You don't start a project thinking: "this project will be quite complex, we'll use DDD ftw!" do you?  If you do, you shouldn't since the value of DDD is in the mindset and not in dogmatic rules. You don't have to use Aggregate Roots, Entities, Value Objects, Ubiquitous Language, Repositories and so on. There is no hard rule about that, but if you design the application according to its value and benefits for the stakeholders and technology constraints, then you'll be using all these 'tools' because they are a natural fit. Of course that it's natural to use the same language that the stakeholders are using, to uniquely identify a  post or a comment (entities), to consider that a blog has posts and a post has comments (aggregates and aggregate root) no matter where and how the data is persisted (repository).Yes, even the humble blog engine benefits from DDD - the domain is about publishing information that other people can read, discuss  and share.  What is an online newspaper (sic) but a glorifed blog with multiple authors? You can read how the Guardian.co.uk used DDD for their new website.

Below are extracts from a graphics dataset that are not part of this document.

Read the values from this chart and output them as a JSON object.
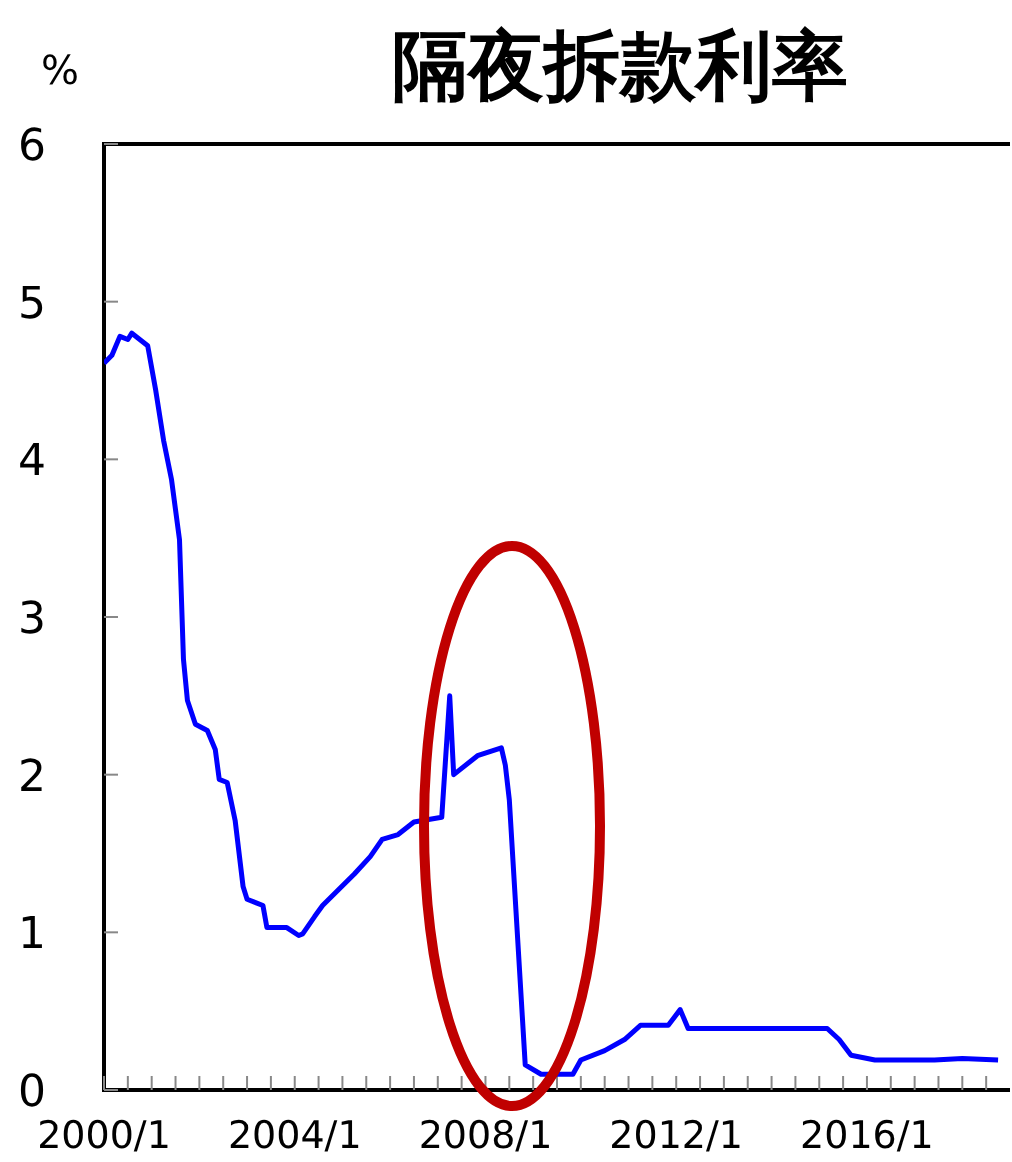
{
  "chart_data": {
    "type": "line",
    "title": "隔夜拆款利率",
    "ylabel": "%",
    "x": [
      "2000-01",
      "2000-03",
      "2000-05",
      "2000-07",
      "2000-08",
      "2000-10",
      "2000-12",
      "2001-02",
      "2001-04",
      "2001-06",
      "2001-08",
      "2001-09",
      "2001-10",
      "2001-12",
      "2002-03",
      "2002-05",
      "2002-06",
      "2002-08",
      "2002-10",
      "2002-12",
      "2003-01",
      "2003-05",
      "2003-06",
      "2003-11",
      "2004-02",
      "2004-03",
      "2004-06",
      "2004-08",
      "2004-12",
      "2005-04",
      "2005-08",
      "2005-11",
      "2006-03",
      "2006-07",
      "2007-02",
      "2007-04",
      "2007-05",
      "2007-11",
      "2008-05",
      "2008-06",
      "2008-07",
      "2008-11",
      "2009-03",
      "2009-11",
      "2010-01",
      "2010-07",
      "2010-12",
      "2011-04",
      "2011-11",
      "2012-02",
      "2012-04",
      "2015-03",
      "2015-06",
      "2015-09",
      "2016-03",
      "2017-06",
      "2018-01",
      "2018-10"
    ],
    "series": [
      {
        "color": "#0000ff",
        "values": [
          4.61,
          4.66,
          4.78,
          4.76,
          4.8,
          4.76,
          4.72,
          4.44,
          4.12,
          3.87,
          3.49,
          2.73,
          2.47,
          2.32,
          2.28,
          2.16,
          1.97,
          1.95,
          1.71,
          1.29,
          1.21,
          1.17,
          1.03,
          1.03,
          0.98,
          0.99,
          1.1,
          1.17,
          1.27,
          1.37,
          1.48,
          1.59,
          1.62,
          1.7,
          1.73,
          2.5,
          2.0,
          2.12,
          2.17,
          2.06,
          1.84,
          0.16,
          0.1,
          0.1,
          0.19,
          0.25,
          0.32,
          0.41,
          0.41,
          0.51,
          0.39,
          0.39,
          0.32,
          0.22,
          0.19,
          0.19,
          0.2,
          0.19
        ]
      }
    ],
    "xlim": [
      "2000-01",
      "2019-01"
    ],
    "xticks": [
      {
        "value": "2000-01",
        "label": "2000/1"
      },
      {
        "value": "2000-07",
        "label": null
      },
      {
        "value": "2001-01",
        "label": null
      },
      {
        "value": "2001-07",
        "label": null
      },
      {
        "value": "2002-01",
        "label": null
      },
      {
        "value": "2002-07",
        "label": null
      },
      {
        "value": "2003-01",
        "label": null
      },
      {
        "value": "2003-07",
        "label": null
      },
      {
        "value": "2004-01",
        "label": "2004/1"
      },
      {
        "value": "2004-07",
        "label": null
      },
      {
        "value": "2005-01",
        "label": null
      },
      {
        "value": "2005-07",
        "label": null
      },
      {
        "value": "2006-01",
        "label": null
      },
      {
        "value": "2006-07",
        "label": null
      },
      {
        "value": "2007-01",
        "label": null
      },
      {
        "value": "2007-07",
        "label": null
      },
      {
        "value": "2008-01",
        "label": "2008/1"
      },
      {
        "value": "2008-07",
        "label": null
      },
      {
        "value": "2009-01",
        "label": null
      },
      {
        "value": "2009-07",
        "label": null
      },
      {
        "value": "2010-01",
        "label": null
      },
      {
        "value": "2010-07",
        "label": null
      },
      {
        "value": "2011-01",
        "label": null
      },
      {
        "value": "2011-07",
        "label": null
      },
      {
        "value": "2012-01",
        "label": "2012/1"
      },
      {
        "value": "2012-07",
        "label": null
      },
      {
        "value": "2013-01",
        "label": null
      },
      {
        "value": "2013-07",
        "label": null
      },
      {
        "value": "2014-01",
        "label": null
      },
      {
        "value": "2014-07",
        "label": null
      },
      {
        "value": "2015-01",
        "label": null
      },
      {
        "value": "2015-07",
        "label": null
      },
      {
        "value": "2016-01",
        "label": "2016/1"
      },
      {
        "value": "2016-07",
        "label": null
      },
      {
        "value": "2017-01",
        "label": null
      },
      {
        "value": "2017-07",
        "label": null
      },
      {
        "value": "2018-01",
        "label": null
      },
      {
        "value": "2018-07",
        "label": null
      }
    ],
    "ylim": [
      0,
      6
    ],
    "yticks": [
      0,
      1,
      2,
      3,
      4,
      5,
      6
    ],
    "grid": false,
    "marker": "none",
    "line_style": "solid"
  }
}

  Sure, some situations are very simplistic and you don't need more than an interface to send data to the database, but how do you know that beforehand? When you start with the database, you are biased to design everything to match the database structure. In a simplistic CRUD application, it's just happens that you can work directly with the database model. But if you need a bit more complexity and flexibile, maintainable code then the more changes you make, the more features are added and the more time passes, you and your company will wrestle with an increasing Big Ball of Mud that in the end translates into more people needed, more time to implement changes, more bugs and consequently higher costs.

If it is a small application, home assignment, prototype etc then yeah, you don't need DDD, TDD design patterns etc but for everything else there's Domain Driven Design.